Malaysia calls for an end to ‘Islamophobia’
Agence France Presse
Kuala Lumpur, June 20:
Malaysia today called for an end to widespread “Islamophobia”, saying stereotyping and prejudice against Muslims risked sparking large-scale conflicts. “Worldwide, the image of Islam has suffered primarily as a result of a perception of association with extremism, radicalism and poverty,” Foreign Minister Syed Hamid Albar told a seminar. “Islamophobia is a problem. I think we need to handle and tackle it appropriately,” he said, adding it needed to be “stopped dead in its tracks” to ensure “large-scale conflagration among and within societies does not occur”. Syed Hamid said Islam continues to be distorted in the international media, and that more cross-cultural dialogues should be held to “foster deeper understanding and bridge the gap between East and West”. He also said the Muslim world needed a mechanism to regulate fatwas, to prevent differences of interpretation that make Muslims vulnerable to outside propaganda and attacks.
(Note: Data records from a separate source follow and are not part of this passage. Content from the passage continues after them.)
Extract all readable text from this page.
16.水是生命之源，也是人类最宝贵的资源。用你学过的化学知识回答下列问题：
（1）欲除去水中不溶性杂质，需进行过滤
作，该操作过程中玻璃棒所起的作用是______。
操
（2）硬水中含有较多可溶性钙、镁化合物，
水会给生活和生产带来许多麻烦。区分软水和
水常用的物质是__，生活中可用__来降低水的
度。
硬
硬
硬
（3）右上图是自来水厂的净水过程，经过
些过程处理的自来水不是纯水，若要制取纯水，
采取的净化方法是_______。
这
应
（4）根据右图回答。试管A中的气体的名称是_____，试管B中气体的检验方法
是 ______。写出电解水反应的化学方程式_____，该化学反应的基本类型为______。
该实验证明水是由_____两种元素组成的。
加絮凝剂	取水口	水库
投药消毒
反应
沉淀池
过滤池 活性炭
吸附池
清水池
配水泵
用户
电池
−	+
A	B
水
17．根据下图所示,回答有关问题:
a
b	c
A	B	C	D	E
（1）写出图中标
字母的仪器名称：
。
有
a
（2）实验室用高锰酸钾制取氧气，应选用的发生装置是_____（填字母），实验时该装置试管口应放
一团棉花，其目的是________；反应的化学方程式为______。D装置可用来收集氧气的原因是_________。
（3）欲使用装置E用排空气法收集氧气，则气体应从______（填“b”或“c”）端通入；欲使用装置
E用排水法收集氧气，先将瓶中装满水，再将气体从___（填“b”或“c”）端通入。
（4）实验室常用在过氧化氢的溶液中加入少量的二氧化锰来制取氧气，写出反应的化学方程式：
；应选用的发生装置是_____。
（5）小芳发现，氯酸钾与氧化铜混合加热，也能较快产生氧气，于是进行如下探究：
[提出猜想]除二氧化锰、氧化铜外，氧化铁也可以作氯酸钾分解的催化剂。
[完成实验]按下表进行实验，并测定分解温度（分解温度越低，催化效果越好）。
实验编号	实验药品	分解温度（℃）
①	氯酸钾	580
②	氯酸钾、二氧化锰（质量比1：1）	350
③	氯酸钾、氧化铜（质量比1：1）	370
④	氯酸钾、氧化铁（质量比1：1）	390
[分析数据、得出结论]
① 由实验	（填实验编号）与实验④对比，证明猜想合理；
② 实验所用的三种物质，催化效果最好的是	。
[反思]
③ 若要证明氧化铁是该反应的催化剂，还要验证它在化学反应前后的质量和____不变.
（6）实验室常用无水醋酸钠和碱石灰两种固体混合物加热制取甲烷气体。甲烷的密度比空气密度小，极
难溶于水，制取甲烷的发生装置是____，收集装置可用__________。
Syed Hamid said that the world remained unstable in the aftermath of the September 11 terrorist attacks on the United States. “The threat of international terror is as real today as it was then,” he said, adding that acts of terrorism were now occurring in places which were not points of terror prior to September 11. “I think we are living in a world that is full of fear and doubts about security.”